TADMとMOMは共同声明の中で、「雇用主は、給与および中央積立基金(CPF)への拠出を、期限どおりに行う義務がある」と強調した。また、給与の支払いが遅れている従業員はTADMに申し立てを行うことができ、調停またはECTへの付託を通じて対応が行われる。なお、ECTには法的強制力があり、企業に対し給与の支払いを命じることが可能である。
給与問題で支援を必要とする従業員は、TADMのウェブサイト(tal.sg/tadm/contact-us)から連絡を取ることができる。
同社のディレクター、シャールル・ナズリン・モハマド・ダラン氏は、メディアに対し「会社は新たなオーナーのもとで、7月末までに給与問題を解決するべく当局と緊密に連携している」と述べた。
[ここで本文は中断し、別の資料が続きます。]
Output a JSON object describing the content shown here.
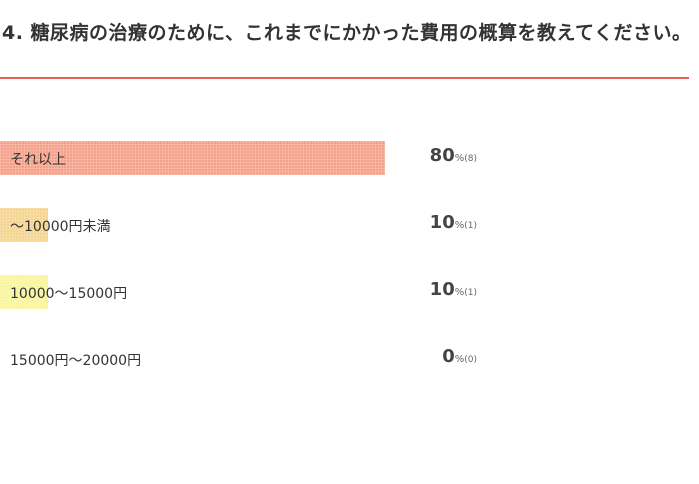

7月11日にストレーツ・タイムズの取材に応じたカウンタースタッフの女性(40代後半)によれば、5月と6月分の給与が未払いとなっており、2024年12月分の給与も約3週間遅れて支払われたという。彼女は家賃や生活費のために貯金を切り崩さざるを得なかったと語り、他の現場スタッフも同様に給与が支払われていないと述べた。
「何の前触れもなかった。経営陣がせめて『会社が厳しい状況にあるが、新しいオーナーのもとで立て直しを図る』と伝えてくれていれば、多少は安心できたのに」と彼女は話す。
雇用法の専門家であるゴー・セオ・フイ弁護士は、給与の支払いが滞っている状況で、会社の「後で支払う」という約束を信じて働き続けることは、従業員にとって大きなリスクだと指摘する。
「雇用主の約束は、従業員の法的立場を強化するものではない。より良い就職機会があるのであれば、退職して法的に給与を請求する方が賢明である」と述べた。
さらにゴー氏は、「オーナー交代中であることは、給与未払いの正当な理由にはならない」と強調している。